La dimensione fisica non è separabile dalla nostra vita mentale o emotiva. Il volto e la postura parlano del nostro mondo interiore più di quanto non sappiamo. Ogni emozione si somatizza, ogni convinzione prende corpo. Le abitudini — come ci sediamo, come ci nutriamo, come respiriamo — sono rituali dell’identità, dispositivi semiotici che ci dicono chi siamo e chi stiamo diventando.

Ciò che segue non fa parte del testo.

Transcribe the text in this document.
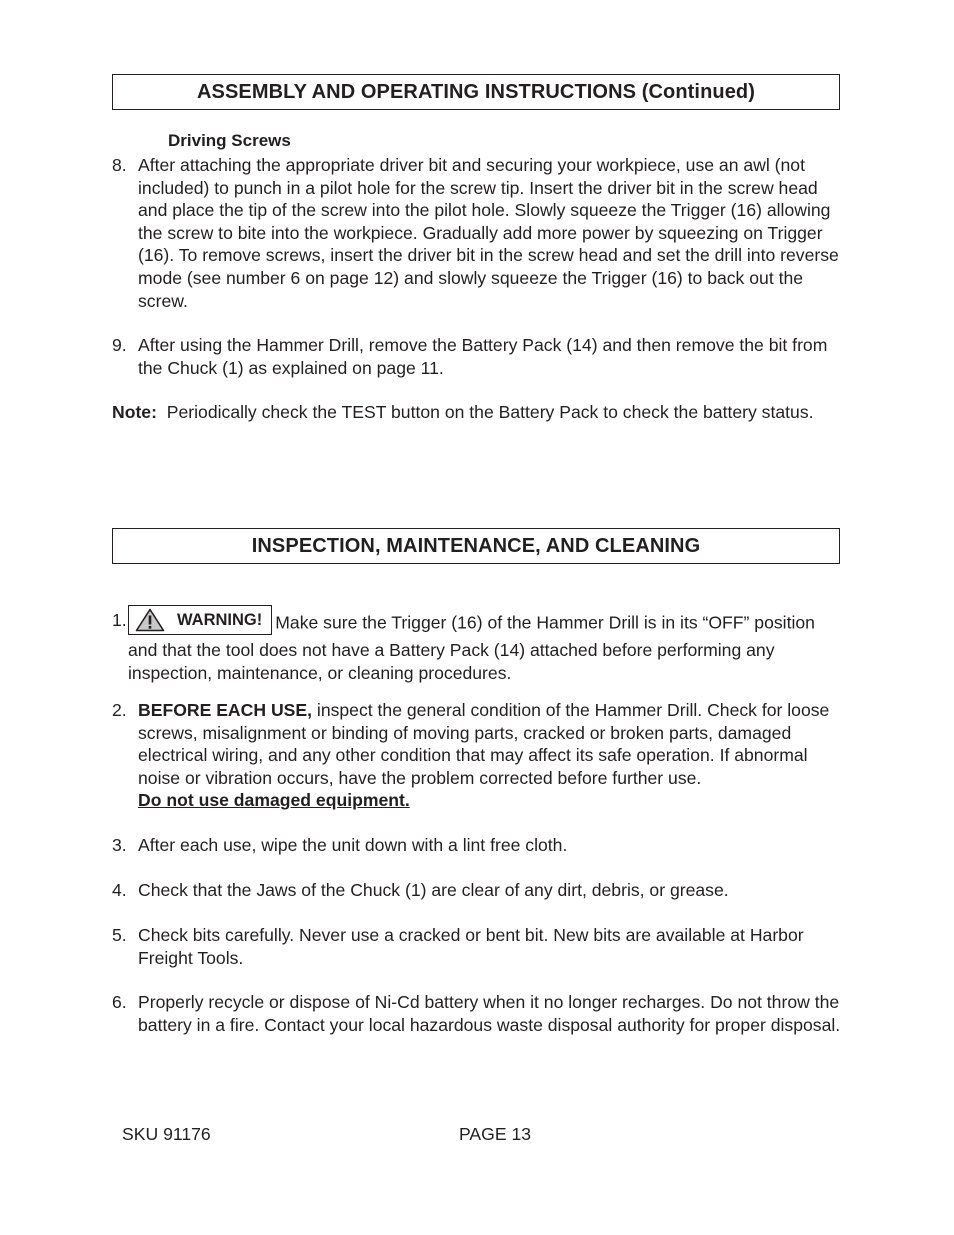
ASSEMBLY AND OPERATING INSTRUCTIONS (Continued)
Driving Screws
8. After attaching the appropriate driver bit and securing your workpiece, use an awl (not included) to punch in a pilot hole for the screw tip. Insert the driver bit in the screw head and place the tip of the screw into the pilot hole. Slowly squeeze the Trigger (16) allowing the screw to bite into the workpiece. Gradually add more power by squeezing on Trigger (16). To remove screws, insert the driver bit in the screw head and set the drill into reverse mode (see number 6 on page 12) and slowly squeeze the Trigger (16) to back out the screw.
9. After using the Hammer Drill, remove the Battery Pack (14) and then remove the bit from the Chuck (1) as explained on page 11.
Note: Periodically check the TEST button on the Battery Pack to check the battery status.
INSPECTION, MAINTENANCE, AND CLEANING
1.	WARNING! Make sure the Trigger (16) of the Hammer Drill is in its “OFF” position and that the tool does not have a Battery Pack (14) attached before performing any inspection, maintenance, or cleaning procedures.
2. BEFORE EACH USE, inspect the general condition of the Hammer Drill. Check for loose screws, misalignment or binding of moving parts, cracked or broken parts, damaged electrical wiring, and any other condition that may affect its safe operation. If abnormal noise or vibration occurs, have the problem corrected before further use.
Do not use damaged equipment.
3. After each use, wipe the unit down with a lint free cloth.
4. Check that the Jaws of the Chuck (1) are clear of any dirt, debris, or grease.
5. Check bits carefully. Never use a cracked or bent bit. New bits are available at Harbor Freight Tools.
6. Properly recycle or dispose of Ni-Cd battery when it no longer recharges. Do not throw the battery in a fire. Contact your local hazardous waste disposal authority for proper disposal.
SKU 91176	PAGE 13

Allo stesso tempo, l’identità non è mai un fatto individuale isolato: è una rete di relazioni. Fin dall’infanzia, ciò che pensiamo di noi nasce dallo sguardo dell’altro. L’identità è riflessiva: impariamo a essere “io” perché qualcuno ci ha chiamati per nome, ci ha risposto, ci ha riconosciuti. E spesso, ci ha anche fraintesi. L’identità è anche una battaglia per il senso, una negoziazione tra ciò che crediamo di essere e ciò che gli altri leggono in noi.

In questo quadro, le cinque dimensioni dell’identità — fisica, emotiva, relazionale, cognitiva e spirituale — non sono compartimenti stagni, ma ambiti interconnessi. Una sofferenza emotiva può trasformare la postura del corpo. Una relazione tossica può minare la fiducia in sé. Una nuova consapevolezza spirituale può modificare le scelte alimentari o il tono della voce. Siamo strutture complesse, e ogni cambiamento in un ambito risuona in tutti gli altri.

Ma il nodo più radicale è questo: l’identità non è una. Non c’è un solo “io”, monolitico e coerente. Esistono molte versioni di noi stessi, che si attivano a seconda delle circostanze, delle persone che incontriamo, delle maschere che siamo costretti a indossare o che scegliamo di esplorare. Non si tratta di falsità, ma di una pluralità ontologica: siamo processi, non sostanze.

La scuola, la famiglia, le istituzioni spesso falliscono nel coltivare questa complessità. Ci chiedono di essere coerenti, prevedibili, funzionali. Ma la crescita autentica nasce quando ci autorizziamo ad accogliere le nostre contraddizioni, a osservarci da più prospettive, a riconoscere il nostro cambiamento come una forma di verità.

Ecco allora che la formazione dell’identità diventa una pratica di cura: lavorare su sé stessi non per migliorarsi in senso prestazionale, ma per abitarsi meglio, per rendersi abitabili, per vivere con più autenticità e apertura. È un lavoro quotidiano, fatto di attenzione, di ascolto, di confronto. Significa chiedersi: “chi sono diventato?”, “cosa mi plasma?”, “quale parte di me sto trascurando?”, “chi voglio essere?”.

Il corpo, in questo, resta l’alleato più sincero. È nel corpo che si annida la memoria tacita, l’eco delle esperienze non dette. Ed è nel corpo che ogni trasformazione comincia: un respiro diverso, una parola nuova, una postura che si raddrizza.

Non si tratta di cambiare per aderire a un ideale esterno. Si tratta di trasformarsi per ritornare a sé, per ritrovarsi nel proprio tempo e nella propria voce. Perché, come scrive Fulgenzio, “non si è mai del tutto se stessi senza aver prima saputo disimparare chi si era stati”.